Monday, March 3, 2014

Teaching History in California's Classrooms

I had the good fortune yesterday morning to chair a panel at the California World History Association meeting on “Using World History in the Classroom”.  Three excellent panellists from middle and high schools in California outlined their thoughts on the kinds of activities that can enliven World History for students in school; on introducing historical skills into their curriculum; and on ideas about how to gauge student achievement in the context of Common Core, the new standards being introduced this year in California’s classrooms.

The history teachers in the room, both on the panel and in the audience, were largely enthusiastic about Common Core which, though it will make for more work as they re-tool lesson plans to match the new standards, is designed to make it easier to emphasise the historical skills which have long taken a back-seat to the memorisation and recitation of names and dates advocated by those who believe that history classes should be vehicles for the dissemination of propaganda rather than forums for the exploration and critical analysis of the past.

Some of the teachers expressed the view that Common Core is just asking them to do what as good history teachers they are already doing.  By shifting the emphasis toward writing and reasoning—Common Core asks that all classes, not just English/Literature share responsibility for developing student expression—Common Core requirements will likely enable students to hone historical skills which will serve them well as thinking citizens.

It was a pity that there were not more academic historians in the session, because they might have been heartened by the prediction that down the line we might be getting students who are better prepared to take classes which focus on assessing historiographies, using primary sources, synthesising chronologies, and thinking, talking, and writing critically about the “raw material” of history. 

History teachers, however, face something of an uphill challenge, given that Common Core’s aspiration towards a more qualitative mode of teaching is likely to run headlong into the standardised testing industry’s fondness for quantitative testing.  This means that if the education sector cannot develop or afford good metrics for measuring skills and analysis, Common Core could be transformed into nothing more than the latest iteration of the No Child Left Behind style instrumentalisation of education. 
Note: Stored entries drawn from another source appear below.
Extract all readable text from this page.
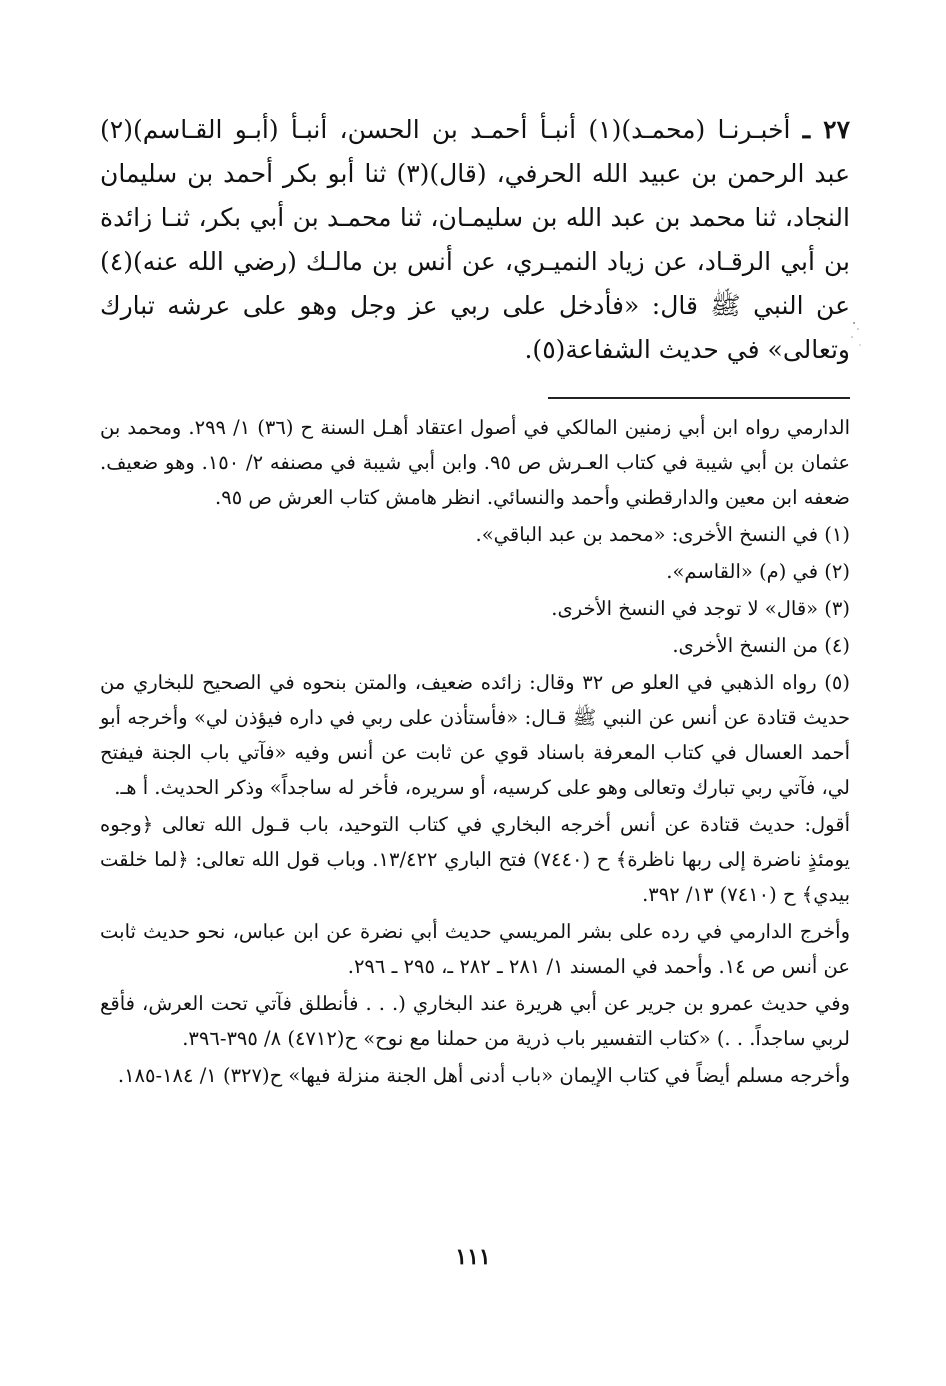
٢٧ ـ أخبـرنـا (محمـد)(١) أنبـأ أحمـد بن الحسن، أنبـأ (أبـو القـاسم)(٢) عبد الرحمن بن عبيد الله الحرفي، (قال)(٣) ثنا أبو بكر أحمد بن سليمان النجاد، ثنا محمد بن عبد الله بن سليمـان، ثنا محمـد بن أبي بكر، ثنـا زائدة بن أبي الرقـاد، عن زياد النميـري، عن أنس بن مالـك (رضي الله عنه)(٤) عن النبي ﷺ قال: «فأدخل على ربي عز وجل وهو على عرشه تبارك وتعالى» في حديث الشفاعة(٥).

الدارمي رواه ابن أبي زمنين المالكي في أصول اعتقاد أهـل السنة ح (٣٦) ١/ ٢٩٩. ومحمد بن عثمان بن أبي شيبة في كتاب العـرش ص ٩٥. وابن أبي شيبة في مصنفه ٢/ ١٥٠. وهو ضعيف. ضعفه ابن معين والدارقطني وأحمد والنسائي. انظر هامش كتاب العرش ص ٩٥.

(١) في النسخ الأخرى: «محمد بن عبد الباقي».

(٢) في (م) «القاسم».

(٣) «قال» لا توجد في النسخ الأخرى.

(٤) من النسخ الأخرى.

(٥) رواه الذهبي في العلو ص ٣٢ وقال: زائده ضعيف، والمتن بنحوه في الصحيح للبخاري من حديث قتادة عن أنس عن النبي ﷺ قـال: «فأستأذن على ربي في داره فيؤذن لي» وأخرجه أبو أحمد العسال في كتاب المعرفة باسناد قوي عن ثابت عن أنس وفيه «فآتي باب الجنة فيفتح لي، فآتي ربي تبارك وتعالى وهو على كرسيه، أو سريره، فأخر له ساجداً» وذكر الحديث. أ هـ.

أقول: حديث قتادة عن أنس أخرجه البخاري في كتاب التوحيد، باب قـول الله تعالى ﴿وجوه يومئذٍ ناضرة إلى ربها ناظرة﴾ ح (٧٤٤٠) فتح الباري ١٣/٤٢٢. وباب قول الله تعالى: ﴿لما خلقت بيدي﴾ ح (٧٤١٠) ١٣/ ٣٩٢.

وأخرج الدارمي في رده على بشر المريسي حديث أبي نضرة عن ابن عباس، نحو حديث ثابت عن أنس ص ١٤. وأحمد في المسند ١/ ٢٨١ ـ ٢٨٢ ـ، ٢٩٥ ـ ٢٩٦.

وفي حديث عمرو بن جرير عن أبي هريرة عند البخاري (. . . فأنطلق فآتي تحت العرش، فأقع لربي ساجداً. . .) «كتاب التفسير باب ذرية من حملنا مع نوح» ح(٤٧١٢) ٨/ ٣٩٥-٣٩٦.

وأخرجه مسلم أيضاً في كتاب الإيمان «باب أدنى أهل الجنة منزلة فيها» ح(٣٢٧) ١/ ١٨٤-١٨٥.

١١١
The other obstacles are likely to be California’s curriculum requirements.  In an effort to rectify the distorted and myopic version of history taught for years in classrooms—the Whiggish version which excluded working people, women, and non-white Americans from our country’s narrative—various well-intentioned interest groups in the state have pushed for the inclusion of hitherto-marginalised groups in the curriculum.
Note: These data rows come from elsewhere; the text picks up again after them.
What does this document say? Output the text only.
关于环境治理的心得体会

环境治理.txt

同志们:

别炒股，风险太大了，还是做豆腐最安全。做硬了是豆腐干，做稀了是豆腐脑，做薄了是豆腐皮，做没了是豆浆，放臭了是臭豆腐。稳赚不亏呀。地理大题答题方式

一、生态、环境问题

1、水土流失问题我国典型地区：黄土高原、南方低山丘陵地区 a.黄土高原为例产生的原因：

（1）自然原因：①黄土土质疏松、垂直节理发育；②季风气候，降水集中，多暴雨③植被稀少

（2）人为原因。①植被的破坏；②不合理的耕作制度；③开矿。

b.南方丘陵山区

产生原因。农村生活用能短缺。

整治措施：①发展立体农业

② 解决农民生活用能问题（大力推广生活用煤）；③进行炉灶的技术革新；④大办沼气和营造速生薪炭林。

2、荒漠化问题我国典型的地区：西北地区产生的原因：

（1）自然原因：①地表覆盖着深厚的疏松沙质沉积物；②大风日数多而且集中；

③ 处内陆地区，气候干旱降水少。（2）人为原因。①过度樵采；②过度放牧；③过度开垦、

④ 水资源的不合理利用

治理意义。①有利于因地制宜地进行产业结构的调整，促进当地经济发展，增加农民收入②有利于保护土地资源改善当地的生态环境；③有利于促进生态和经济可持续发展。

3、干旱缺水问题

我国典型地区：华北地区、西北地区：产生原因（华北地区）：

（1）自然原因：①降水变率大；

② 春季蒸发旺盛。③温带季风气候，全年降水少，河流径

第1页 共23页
The outcome is a curriculum which emulates its flawed predecessor in that it more closely resembles Heritage than History, and risks lazily valorising groups at the expense of critical analysis of historical processes, trends, periodisation, and themes.  In other words, it might just expand the list of names and dates that students are required to memorise, while leaving them no less bereft of skills than the whitewashed version to which an earlier generation of students was subjected.  The standards seem to run at cross-purposes to the aspirations of Common Core.  I see the reason for their existence: my high school world history teacher declared that we would skip the chapter on Africa, because “We all know, Africa doesn’t have any history”, and in junior year we “learned” from an almost comically propagandistic U.S. history textbook.

But they have likely become overly exhaustive, taking up enough of teachers’ time that they have little left for the skills-based curriculum which I would argue is ultimately more important than ticking off a list of standards.  At the end of the day, teaching skills requires the deployment of content.  But beyond that content, the easiest part of learning history is collecting facts and narratives.  Anyone can do that at any time.

Far more challenging—one scholar rightly referred to it as “unnatural”*—is thinking in an historical fashion.  Honing those skills, and the writing skills that allow students to act on that thinking, would be a more worthwhile focus.  Such a focus would equip students—as young citizens—to then process not only historical information, but also current affairs, and claims in the media.  They would then know what to do when confronted with historical data, material, or narratives.  Absent these skills, students simply learn a bunch of “stuff” without any understanding of how to make sense of it, or about whether what they have been taught makes any sense.

Instead, they should be taught to read with a purpose and with questions in mind so that they can process, in a rigorous and systematic fashion, the information they are taking in.  They should be prepared to extract arguments and make arguments of their own; to identify bias and understand that this allows them to use rather than discard sources; to read sources not in the abstract, taking them at face value, but instead to read those sources against each other to see what emerges from their juxtaposition. 

Sunday’s panellists had wonderful ideas about how to accomplish some of these things in the classroom.  But they acknowledged the tension between different methods of assessments with different goals.  And they recognised that these decisions are made in a political economic context: for example, grading a standardised test costs less than a quarter of what grading a piece of writing does.  But they also had some interesting thoughts about to get around these obstacles, one panellist citing his own work in and studies on training students to peer-review essays, and suggesting that such skills could be expanded and utilised in larger-scale evaluation.

Few of my academic colleagues joined the session, but I for one was heartened to see the effort that teachers are putting into making the new standards work for students in a way which will not only equip those students with valuable life and citizenship skills, but which will prepare those of them college-bound to make the most of their university experience.


* Sam Wineburg, Historical Thinking and Other Unnatural Acts: Charting the Future of Teaching the Past.  Temple University Press, 2001.